Shimano Ultegra RX road clutch rear derailleur spotted

Unlike SRAM's road clutch derailleur, Shimano's model works with two chainrings

This article first appeared on BikeRadar.

Ahead of the cobble-filled Tour of Flanders, WorldTour squad Trek-Segafredo was testing a new Shimano Ultegra RX clutch rear derailleur. Shimano is not yet talking about this clutch derailleur - which, notably, works with two chainrings - but BikeRadar talked to Trek-Segafredo riders and staff about their experience with the product.

Readers familiar with Shimano's Shadow Plus mountain bike derailleurs will recognize the technology: a switch, or 'clutch', flips the derailleur between a soft-spring setting and a firm-spring setting. The former works like a normal road derailleur; the latter pulls the chain tauter, reducing if not eliminating chain slap and the possibility of dropping a chain on rough terrain.

Shimano Ultegra RX Di2 clutch derailleur

The Tour of Flanders contains more than a dozen cobbled stretches, many on short but sharp climbs, or hellingen. Paris-Roubaix the following Sunday, of course, contains more numerous and more brutal pavé sections. Fat tubulars are the primary change teams make for these races — typically 26-28mm for Flanders and 28-30mm for Roubaix — but chain retention is also a concern as racers rattle across the stones. Most race bikes have chain catchers as a matter of course, to keep the chain from dropping off to the inside of the small chainring.

The 'clutch' is an on/off switch that flips between normal and high spring tension, much like Shimano's Shadow Plus mountain-bike design

Trek-Segafredo technical director Matt Shriver said he had been asking Shimano for a road clutch derailleur for two years, even inquiring about hacking an XTR derailleur to work with the team's Dura-Ace Di2 drivetrains.

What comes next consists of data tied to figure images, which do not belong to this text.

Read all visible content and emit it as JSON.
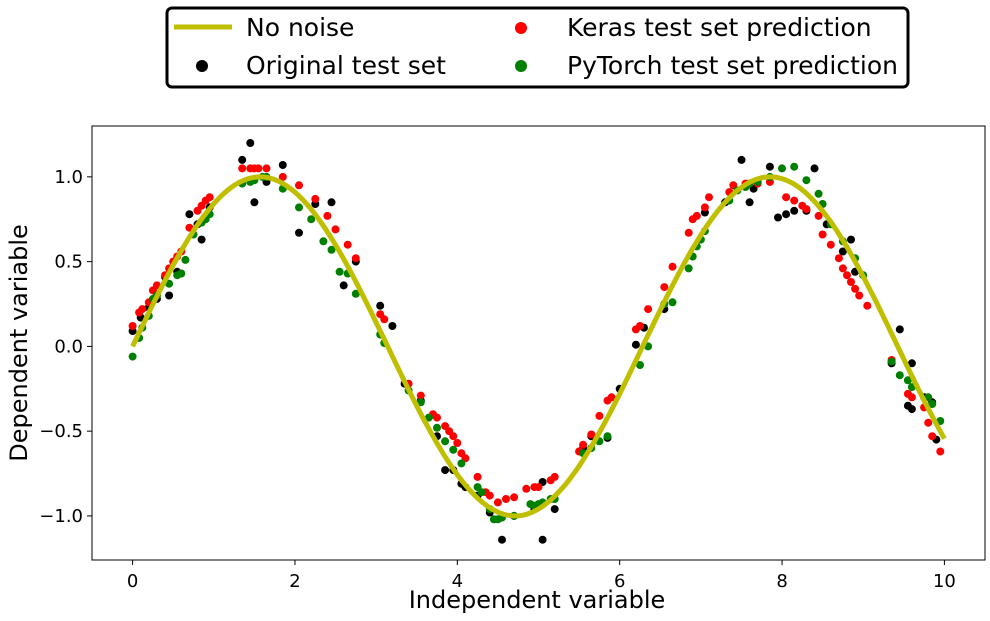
{
  "chart_data": {
    "type": "scatter",
    "title": "",
    "xlabel": "Independent variable",
    "ylabel": "Dependent variable",
    "xlim": [
      -0.5,
      10.5
    ],
    "ylim": [
      -1.26,
      1.3
    ],
    "xticks": [
      0,
      2,
      4,
      6,
      8,
      10
    ],
    "xtick_labels": [
      "0",
      "2",
      "4",
      "6",
      "8",
      "10"
    ],
    "yticks": [
      -1.0,
      -0.5,
      0.0,
      0.5,
      1.0
    ],
    "ytick_labels": [
      "−1.0",
      "−0.5",
      "0.0",
      "0.5",
      "1.0"
    ],
    "grid": false,
    "legend": {
      "placement": "top-center, outside plot",
      "columns": 2,
      "entries": [
        {
          "label": "No noise",
          "kind": "line",
          "color": "#bfbf00"
        },
        {
          "label": "Original test set",
          "kind": "marker",
          "color": "#000000"
        },
        {
          "label": "Keras test set prediction",
          "kind": "marker",
          "color": "#ff0000"
        },
        {
          "label": "PyTorch test set prediction",
          "kind": "marker",
          "color": "#008000"
        }
      ]
    },
    "line_series": {
      "name": "No noise",
      "color": "#bfbf00",
      "function": "sin(x)",
      "x_range": [
        0,
        10
      ]
    },
    "series": [
      {
        "name": "Original test set",
        "color": "#000000",
        "points": [
          [
            0.0,
            0.09
          ],
          [
            0.1,
            0.17
          ],
          [
            0.2,
            0.23
          ],
          [
            0.3,
            0.28
          ],
          [
            0.4,
            0.41
          ],
          [
            0.45,
            0.3
          ],
          [
            0.55,
            0.44
          ],
          [
            0.7,
            0.78
          ],
          [
            0.8,
            0.72
          ],
          [
            0.85,
            0.63
          ],
          [
            0.95,
            0.82
          ],
          [
            1.35,
            1.1
          ],
          [
            1.45,
            1.2
          ],
          [
            1.5,
            0.85
          ],
          [
            1.65,
            0.97
          ],
          [
            1.85,
            1.07
          ],
          [
            2.05,
            0.67
          ],
          [
            2.25,
            0.84
          ],
          [
            2.45,
            0.85
          ],
          [
            2.6,
            0.36
          ],
          [
            2.75,
            0.5
          ],
          [
            3.05,
            0.24
          ],
          [
            3.2,
            0.12
          ],
          [
            3.35,
            -0.22
          ],
          [
            3.55,
            -0.32
          ],
          [
            3.75,
            -0.53
          ],
          [
            3.85,
            -0.73
          ],
          [
            3.95,
            -0.73
          ],
          [
            4.05,
            -0.81
          ],
          [
            4.1,
            -0.83
          ],
          [
            4.25,
            -0.88
          ],
          [
            4.4,
            -0.98
          ],
          [
            4.55,
            -1.14
          ],
          [
            4.7,
            -1.0
          ],
          [
            4.95,
            -0.96
          ],
          [
            5.05,
            -0.8
          ],
          [
            5.05,
            -1.14
          ],
          [
            5.2,
            -0.96
          ],
          [
            5.55,
            -0.6
          ],
          [
            5.65,
            -0.53
          ],
          [
            5.85,
            -0.54
          ],
          [
            6.0,
            -0.25
          ],
          [
            6.2,
            0.01
          ],
          [
            6.3,
            0.11
          ],
          [
            6.55,
            0.22
          ],
          [
            7.05,
            0.79
          ],
          [
            7.3,
            0.85
          ],
          [
            7.5,
            1.1
          ],
          [
            7.6,
            0.85
          ],
          [
            7.65,
            0.93
          ],
          [
            7.85,
            1.06
          ],
          [
            7.95,
            0.76
          ],
          [
            8.05,
            0.78
          ],
          [
            8.15,
            0.8
          ],
          [
            8.3,
            0.8
          ],
          [
            8.4,
            1.05
          ],
          [
            8.55,
            0.72
          ],
          [
            8.75,
            0.56
          ],
          [
            8.85,
            0.63
          ],
          [
            8.9,
            0.44
          ],
          [
            9.35,
            -0.1
          ],
          [
            9.45,
            0.1
          ],
          [
            9.55,
            -0.35
          ],
          [
            9.6,
            -0.1
          ],
          [
            9.6,
            -0.37
          ],
          [
            9.75,
            -0.3
          ],
          [
            9.85,
            -0.33
          ],
          [
            9.9,
            -0.55
          ]
        ]
      },
      {
        "name": "Keras test set prediction",
        "color": "#ff0000",
        "points": [
          [
            0.0,
            0.12
          ],
          [
            0.08,
            0.2
          ],
          [
            0.12,
            0.22
          ],
          [
            0.2,
            0.26
          ],
          [
            0.25,
            0.33
          ],
          [
            0.3,
            0.36
          ],
          [
            0.4,
            0.42
          ],
          [
            0.45,
            0.46
          ],
          [
            0.5,
            0.5
          ],
          [
            0.55,
            0.53
          ],
          [
            0.6,
            0.56
          ],
          [
            0.7,
            0.7
          ],
          [
            0.8,
            0.8
          ],
          [
            0.85,
            0.83
          ],
          [
            0.9,
            0.86
          ],
          [
            0.95,
            0.88
          ],
          [
            1.35,
            1.05
          ],
          [
            1.45,
            1.05
          ],
          [
            1.5,
            1.05
          ],
          [
            1.55,
            1.05
          ],
          [
            1.65,
            1.05
          ],
          [
            1.85,
            1.0
          ],
          [
            2.05,
            0.95
          ],
          [
            2.25,
            0.87
          ],
          [
            2.4,
            0.77
          ],
          [
            2.5,
            0.69
          ],
          [
            2.65,
            0.6
          ],
          [
            2.75,
            0.52
          ],
          [
            3.05,
            0.19
          ],
          [
            3.1,
            0.16
          ],
          [
            3.4,
            -0.22
          ],
          [
            3.55,
            -0.29
          ],
          [
            3.7,
            -0.4
          ],
          [
            3.75,
            -0.42
          ],
          [
            3.85,
            -0.47
          ],
          [
            3.9,
            -0.5
          ],
          [
            3.95,
            -0.53
          ],
          [
            4.0,
            -0.57
          ],
          [
            4.05,
            -0.63
          ],
          [
            4.1,
            -0.66
          ],
          [
            4.25,
            -0.77
          ],
          [
            4.35,
            -0.86
          ],
          [
            4.4,
            -0.88
          ],
          [
            4.5,
            -0.92
          ],
          [
            4.6,
            -0.9
          ],
          [
            4.7,
            -0.89
          ],
          [
            4.85,
            -0.84
          ],
          [
            4.95,
            -0.83
          ],
          [
            5.0,
            -0.83
          ],
          [
            5.15,
            -0.79
          ],
          [
            5.2,
            -0.77
          ],
          [
            5.5,
            -0.62
          ],
          [
            5.55,
            -0.58
          ],
          [
            5.65,
            -0.52
          ],
          [
            5.75,
            -0.41
          ],
          [
            5.85,
            -0.32
          ],
          [
            5.9,
            -0.3
          ],
          [
            6.2,
            0.1
          ],
          [
            6.25,
            0.12
          ],
          [
            6.35,
            0.22
          ],
          [
            6.55,
            0.35
          ],
          [
            6.65,
            0.47
          ],
          [
            6.85,
            0.67
          ],
          [
            6.9,
            0.75
          ],
          [
            6.95,
            0.77
          ],
          [
            7.05,
            0.82
          ],
          [
            7.1,
            0.88
          ],
          [
            7.35,
            0.91
          ],
          [
            7.4,
            0.95
          ],
          [
            7.55,
            0.96
          ],
          [
            7.6,
            0.96
          ],
          [
            7.7,
            0.96
          ],
          [
            7.85,
            0.97
          ],
          [
            8.05,
            0.88
          ],
          [
            8.15,
            0.86
          ],
          [
            8.25,
            0.83
          ],
          [
            8.3,
            0.81
          ],
          [
            8.45,
            0.77
          ],
          [
            8.5,
            0.66
          ],
          [
            8.6,
            0.6
          ],
          [
            8.7,
            0.52
          ],
          [
            8.75,
            0.46
          ],
          [
            8.8,
            0.42
          ],
          [
            8.85,
            0.38
          ],
          [
            8.9,
            0.34
          ],
          [
            8.95,
            0.3
          ],
          [
            9.05,
            0.24
          ],
          [
            9.35,
            -0.08
          ],
          [
            9.55,
            -0.28
          ],
          [
            9.6,
            -0.3
          ],
          [
            9.75,
            -0.36
          ],
          [
            9.8,
            -0.45
          ],
          [
            9.85,
            -0.53
          ],
          [
            9.95,
            -0.62
          ]
        ]
      },
      {
        "name": "PyTorch test set prediction",
        "color": "#008000",
        "points": [
          [
            0.0,
            -0.06
          ],
          [
            0.08,
            0.05
          ],
          [
            0.12,
            0.11
          ],
          [
            0.2,
            0.18
          ],
          [
            0.25,
            0.28
          ],
          [
            0.3,
            0.3
          ],
          [
            0.45,
            0.37
          ],
          [
            0.55,
            0.42
          ],
          [
            0.6,
            0.43
          ],
          [
            0.65,
            0.51
          ],
          [
            0.75,
            0.66
          ],
          [
            0.85,
            0.73
          ],
          [
            0.9,
            0.75
          ],
          [
            0.95,
            0.78
          ],
          [
            1.35,
            0.96
          ],
          [
            1.45,
            0.97
          ],
          [
            1.5,
            0.98
          ],
          [
            1.6,
            1.0
          ],
          [
            1.65,
            1.0
          ],
          [
            1.85,
            0.93
          ],
          [
            2.05,
            0.82
          ],
          [
            2.2,
            0.75
          ],
          [
            2.35,
            0.62
          ],
          [
            2.45,
            0.57
          ],
          [
            2.55,
            0.44
          ],
          [
            2.65,
            0.43
          ],
          [
            2.75,
            0.31
          ],
          [
            3.05,
            0.07
          ],
          [
            3.1,
            0.02
          ],
          [
            3.4,
            -0.26
          ],
          [
            3.55,
            -0.33
          ],
          [
            3.65,
            -0.42
          ],
          [
            3.75,
            -0.48
          ],
          [
            3.85,
            -0.56
          ],
          [
            3.95,
            -0.61
          ],
          [
            4.05,
            -0.69
          ],
          [
            4.25,
            -0.83
          ],
          [
            4.3,
            -0.86
          ],
          [
            4.4,
            -0.96
          ],
          [
            4.45,
            -1.02
          ],
          [
            4.5,
            -1.02
          ],
          [
            4.55,
            -1.01
          ],
          [
            4.7,
            -1.0
          ],
          [
            4.9,
            -0.93
          ],
          [
            4.95,
            -0.94
          ],
          [
            5.0,
            -0.93
          ],
          [
            5.05,
            -0.92
          ],
          [
            5.15,
            -0.9
          ],
          [
            5.2,
            -0.9
          ],
          [
            5.55,
            -0.63
          ],
          [
            5.65,
            -0.6
          ],
          [
            5.75,
            -0.56
          ],
          [
            5.85,
            -0.53
          ],
          [
            6.25,
            -0.11
          ],
          [
            6.35,
            0.0
          ],
          [
            6.55,
            0.25
          ],
          [
            6.65,
            0.26
          ],
          [
            6.85,
            0.46
          ],
          [
            6.9,
            0.53
          ],
          [
            6.95,
            0.59
          ],
          [
            7.0,
            0.63
          ],
          [
            7.05,
            0.68
          ],
          [
            7.35,
            0.86
          ],
          [
            7.45,
            0.92
          ],
          [
            7.55,
            0.94
          ],
          [
            7.6,
            0.96
          ],
          [
            7.7,
            0.97
          ],
          [
            7.85,
            1.0
          ],
          [
            8.0,
            1.05
          ],
          [
            8.15,
            1.06
          ],
          [
            8.3,
            0.98
          ],
          [
            8.45,
            0.9
          ],
          [
            8.5,
            0.84
          ],
          [
            8.6,
            0.72
          ],
          [
            8.75,
            0.62
          ],
          [
            8.9,
            0.52
          ],
          [
            9.0,
            0.42
          ],
          [
            9.35,
            -0.09
          ],
          [
            9.45,
            -0.17
          ],
          [
            9.55,
            -0.2
          ],
          [
            9.6,
            -0.24
          ],
          [
            9.8,
            -0.3
          ],
          [
            9.85,
            -0.34
          ],
          [
            9.95,
            -0.44
          ]
        ]
      }
    ]
  }
}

"More and more races are going to have some real technical stages, like a Roubaix, or even in the Tour they are going to have a mini Roubaix. So having an option to remove some of that chain movement is a good thing," Shriver said. "Going on feedback from riders in the past, they don't have problems with their drivetrain per se, but sometimes the tension will drop for a split second on really rough sections. There is maybe a small penalty in efficiency [with a clutch derailleur], but in a race like Flanders or Roubaix, you are losing a lot more when your drivetrain isn't engaging smoothly because of chainslap."

Friction Facts founder Jason Smith has said clutch derailleurs — referencing SRAM's Force 1 derailleur at the time — do add a bit of resistance to the drivetrain. 

While SRAM's Force 1 clutch rear derailleur came out in 2014, it only works with a single front chainring. Shimano's design works with a front derailleur

Speaking of Force 1, SRAM certainly got a sizable jump on Shimano with a road clutch derailleur, rolling out its Force 1 group for cyclocross in early 2014, and quickly moving that into road applications with bike-brand partners. The notable difference, of course, is that Shimano's Ultegra RX derailleur works with two chainrings, whereas SRAM's system is for a single chainring only.

In both cases, though, the concept is the same: reduce unwanted chain movement.

Shriver said that Trek did a lot of slow-speed camera work in development of its Domane endurance bike, and that it was "incredible to see how much the chain and the tires are moving over the cobbles."

Trek-Segafredo has been testing the clutch derailleur ahead of the Tour of Flanders and Paris-Roubaix

BikeRadar followed Trek-Segafredo on its Tour of Flanders recon ride, where 2015 Paris-Roubaix winner John Degenkolb was testing the Di2 version of the Ultegra RX clutch derailleur on his Domane disc bike for this year's Roubaix. (Watch the video above to see Degenkolb riding it on the cobbled Muur in recon.) 

Degenkolb said he was happy with how it worked in keeping the chain tight. He spoke with Shimano technical staff about changing the derailleur from multi-shift (where holding down a lever causes the bike to shift a fixed number of gears) to just standard shifting. In multi-shift mode, the bike still shifts normally, one gear at a time, with shorter presses. Only longer presses engage the multi-shift function.

Trek-Segafredo rider Koen de Kort told BikeRadar that he has already used the derailleur in Belgian races, and was also happy with how it worked.

Shimano is not yet talking about the Ultegra RX clutch derailleur, but we will keep asking and will update this story as information becomes available.